The Reserve Bank of India is expected to have drawn comfort from slowing inflationary expectations that made the way for it to lower the interest rate, according to a DBS Bank report. However, the biggest draw continues to be the change in RBI’s liquidity stance. According to the March 2016 survey that was released simultaneously with the policy statement, expectations for three-month and one-year eased significantly. RBI concentrates more on the incremental change in these projections and less on the absolute level, noted DBS Bank.
The March 16 survey contented both the objectives, with the sharpest q/q easing witnessed since Q4 2014. Heavy-weight food prices stabilization is expected to have driven this, according to DBS Bank. The heavy-weight food prices were more than countered by the effect of global oil prices bottoming out. However, additional correction might be shallow, added DBS Bank.
Meanwhile, the liquidity supportive measures of the RBI continued to boom. Particularly, in recent years, reserve money growth has declined due to the preference to keep tight liquidity by extending anti-inflationary stance, noted DBS Bank.
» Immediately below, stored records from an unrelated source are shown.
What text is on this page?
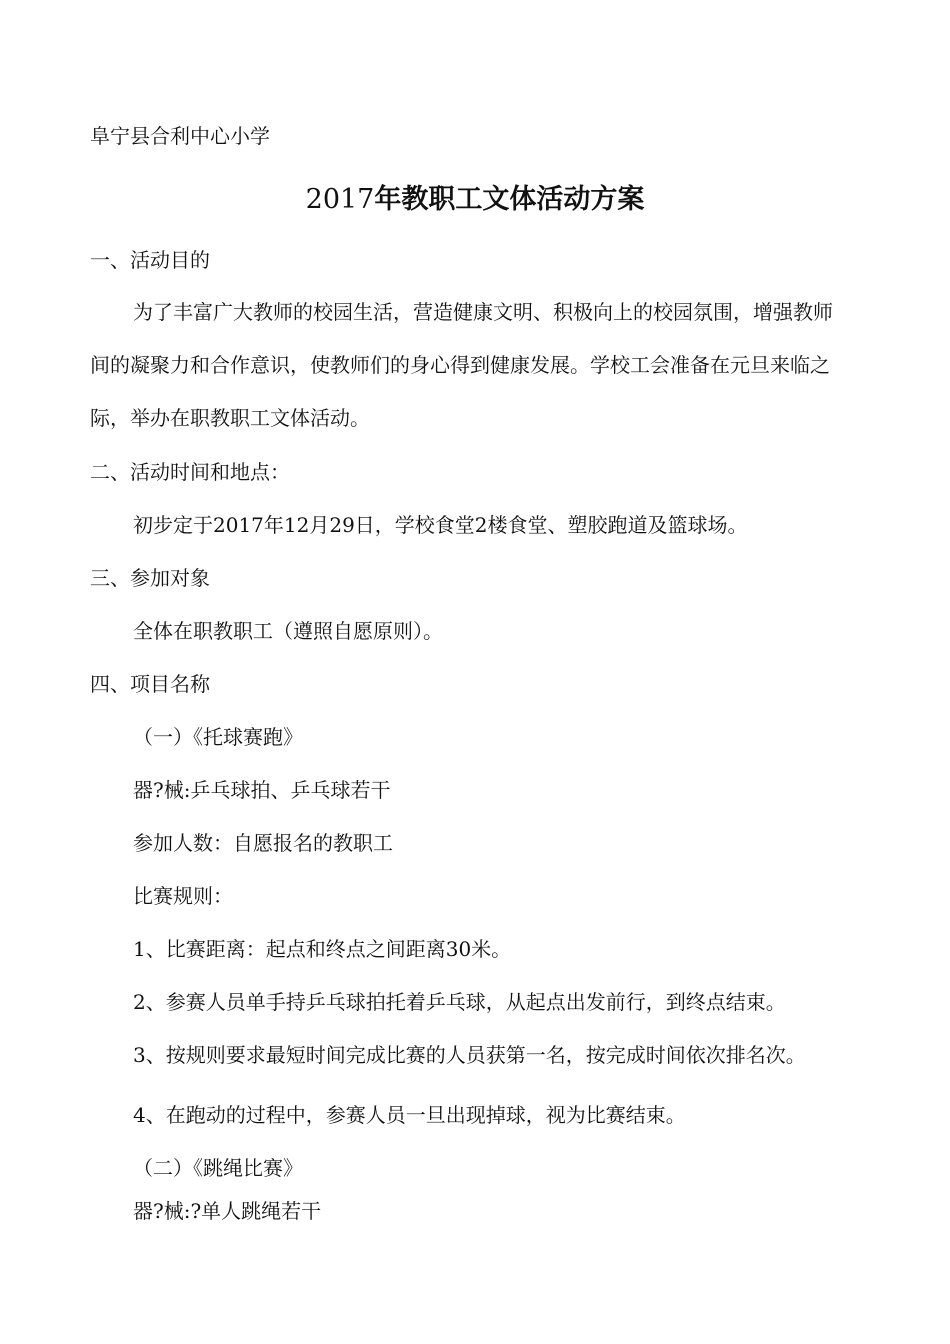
阜宁县合利中心小学
2017年教职工文体活动方案
一、活动目的
为了丰富广大教师的校园生活，营造健康文明、积极向上的校园氛围，增强教师间的凝聚力和合作意识，使教师们的身心得到健康发展。学校工会准备在元旦来临之际，举办在职教职工文体活动。
二、活动时间和地点：
初步定于2017年12月29日，学校食堂2楼食堂、塑胶跑道及篮球场。
三、参加对象
全体在职教职工（遵照自愿原则）。
四、项目名称
（一）《托球赛跑》
器?械:乒乓球拍、乒乓球若干
参加人数：自愿报名的教职工
比赛规则：
1、比赛距离：起点和终点之间距离30米。
2、参赛人员单手持乒乓球拍托着乒乓球，从起点出发前行，到终点结束。
3、按规则要求最短时间完成比赛的人员获第一名，按完成时间依次排名次。
4、在跑动的过程中，参赛人员一旦出现掉球，视为比赛结束。
（二）《跳绳比赛》
器?械:?单人跳绳若干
Attention now will be paid to the downward adjustment in banks’ retail deposit/lending rates, according to DBS.
With a calculated shift to neutrality from current deficit mode suggests that the same quantum of liquidity will be steeped over time via a mixture of government bond buying or absorbing foreign inflows. Short-term and long-term rates are likely to ease in the coming months as the authorities continue to be eager to see a total of 150bps worth cuts seep via the system, said DBS Bank.